El Producto Interno Bruto (PIB) se expandió a una tasa anualizada de 2,1% en el tercer trimestre, de acuerdo a la segunda estimación emitida el miércoles por el Departamento del Comercio. La cifra estuvo por encima del avance de 1,9% calculado el mes pasado en la primera lectura.
La economía estadounidense creció a una tasa de 2% en el periodo de abril a junio. Economistas encuestados por Reuters habían previsto que el avance del PIB del tercer trimestre sería confirmado en un 1,9% interanual, sin revisiones.
Las inversiones empresariales habían marcado un retroceso de 3% en la primera estimación fundamentalmente debido a las tensiones comerciales que atrasan la toma de decisiones, pero al final ese retroceso fue de 2,7%.
En tanto, el consumo, tradicional motor de la economía con una incidencia de 70% en el PIB estadounidense, se mantuvo sólido con un aumento de 2,9%, con un fuerte repunte (8,3%) en los gastos en bienes duraderos, como autos o electrodomésticos.

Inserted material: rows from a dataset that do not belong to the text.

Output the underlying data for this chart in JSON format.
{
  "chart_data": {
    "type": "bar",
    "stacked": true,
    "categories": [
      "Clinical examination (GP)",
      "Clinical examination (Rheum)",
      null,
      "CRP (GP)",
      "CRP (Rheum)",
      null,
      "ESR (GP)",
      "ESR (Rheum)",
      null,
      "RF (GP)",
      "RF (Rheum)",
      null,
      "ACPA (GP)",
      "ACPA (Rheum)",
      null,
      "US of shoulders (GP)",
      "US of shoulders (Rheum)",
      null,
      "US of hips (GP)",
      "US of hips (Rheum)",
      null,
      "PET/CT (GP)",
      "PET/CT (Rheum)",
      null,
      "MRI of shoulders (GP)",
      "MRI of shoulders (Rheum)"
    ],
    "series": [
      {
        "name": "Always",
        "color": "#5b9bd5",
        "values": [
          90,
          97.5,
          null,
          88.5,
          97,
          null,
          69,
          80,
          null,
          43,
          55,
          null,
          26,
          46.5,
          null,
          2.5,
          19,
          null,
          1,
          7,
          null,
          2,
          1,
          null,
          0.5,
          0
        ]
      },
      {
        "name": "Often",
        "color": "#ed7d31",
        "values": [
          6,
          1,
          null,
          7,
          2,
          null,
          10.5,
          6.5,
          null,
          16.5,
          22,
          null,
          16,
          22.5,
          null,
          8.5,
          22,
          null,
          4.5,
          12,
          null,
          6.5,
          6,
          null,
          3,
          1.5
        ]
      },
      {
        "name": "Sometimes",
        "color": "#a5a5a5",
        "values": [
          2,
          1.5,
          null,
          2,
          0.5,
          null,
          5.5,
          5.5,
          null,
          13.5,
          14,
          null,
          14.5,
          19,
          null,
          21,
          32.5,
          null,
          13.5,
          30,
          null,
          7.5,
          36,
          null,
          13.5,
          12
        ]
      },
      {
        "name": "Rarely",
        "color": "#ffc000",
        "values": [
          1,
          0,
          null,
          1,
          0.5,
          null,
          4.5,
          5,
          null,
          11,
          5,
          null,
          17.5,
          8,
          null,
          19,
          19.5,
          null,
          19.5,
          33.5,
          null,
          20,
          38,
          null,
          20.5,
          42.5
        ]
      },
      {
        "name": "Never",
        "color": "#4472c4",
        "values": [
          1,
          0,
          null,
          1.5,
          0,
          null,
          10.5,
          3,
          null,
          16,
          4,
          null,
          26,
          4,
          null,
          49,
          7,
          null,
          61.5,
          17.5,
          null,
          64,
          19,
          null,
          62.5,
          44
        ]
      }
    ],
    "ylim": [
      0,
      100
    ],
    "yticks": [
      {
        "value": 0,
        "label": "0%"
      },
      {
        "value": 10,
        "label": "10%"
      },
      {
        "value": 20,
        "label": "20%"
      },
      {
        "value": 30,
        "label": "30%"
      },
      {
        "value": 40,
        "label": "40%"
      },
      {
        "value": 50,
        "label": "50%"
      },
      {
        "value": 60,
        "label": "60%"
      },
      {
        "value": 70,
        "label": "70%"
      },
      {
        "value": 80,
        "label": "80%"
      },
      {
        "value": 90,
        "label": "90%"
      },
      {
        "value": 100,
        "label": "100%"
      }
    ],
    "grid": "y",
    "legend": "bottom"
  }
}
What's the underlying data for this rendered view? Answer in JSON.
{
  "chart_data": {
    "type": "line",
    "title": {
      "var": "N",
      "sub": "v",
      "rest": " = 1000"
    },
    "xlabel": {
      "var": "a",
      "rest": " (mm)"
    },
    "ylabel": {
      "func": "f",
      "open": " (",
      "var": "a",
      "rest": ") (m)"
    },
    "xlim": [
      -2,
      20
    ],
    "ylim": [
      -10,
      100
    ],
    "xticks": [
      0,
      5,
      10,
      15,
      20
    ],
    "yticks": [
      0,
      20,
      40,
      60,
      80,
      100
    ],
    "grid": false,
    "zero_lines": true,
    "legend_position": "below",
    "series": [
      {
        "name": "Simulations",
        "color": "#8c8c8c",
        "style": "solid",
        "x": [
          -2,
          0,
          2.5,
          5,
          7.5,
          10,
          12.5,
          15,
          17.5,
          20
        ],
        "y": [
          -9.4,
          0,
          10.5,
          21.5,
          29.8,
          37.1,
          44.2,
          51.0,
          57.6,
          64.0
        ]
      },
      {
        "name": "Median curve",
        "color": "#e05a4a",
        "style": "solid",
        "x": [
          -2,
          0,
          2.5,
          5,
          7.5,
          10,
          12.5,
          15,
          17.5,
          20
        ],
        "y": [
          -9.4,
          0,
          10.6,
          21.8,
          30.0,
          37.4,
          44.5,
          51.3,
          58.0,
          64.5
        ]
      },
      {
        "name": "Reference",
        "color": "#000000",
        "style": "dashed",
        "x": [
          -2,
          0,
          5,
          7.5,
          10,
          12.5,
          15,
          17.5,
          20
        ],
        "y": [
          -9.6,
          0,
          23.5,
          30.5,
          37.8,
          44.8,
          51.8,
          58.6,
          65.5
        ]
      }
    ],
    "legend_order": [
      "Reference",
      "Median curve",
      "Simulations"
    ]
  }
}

El mercado inmobiliario, en tanto, avanzó 5,1%, el mayor crecimiento en dos años, ante las bajas tasas de interés.
En plena guerra comercial, las exportaciones, que habían registrado un descenso de 5,7% en el segundo trimestre, se recuperaron ligeramente en el tercero, a 0,9% contra 0,7% en la primera estimación.
Las importaciones también registraron un aumento de 0,8%, mayor a lo inicialmente estimado.
Sin embargo, estas buenas revisiones vieron contrastadas por una baja en el gasto público, que avanzó 1,6%, menos que el 2% estimado inicialmente.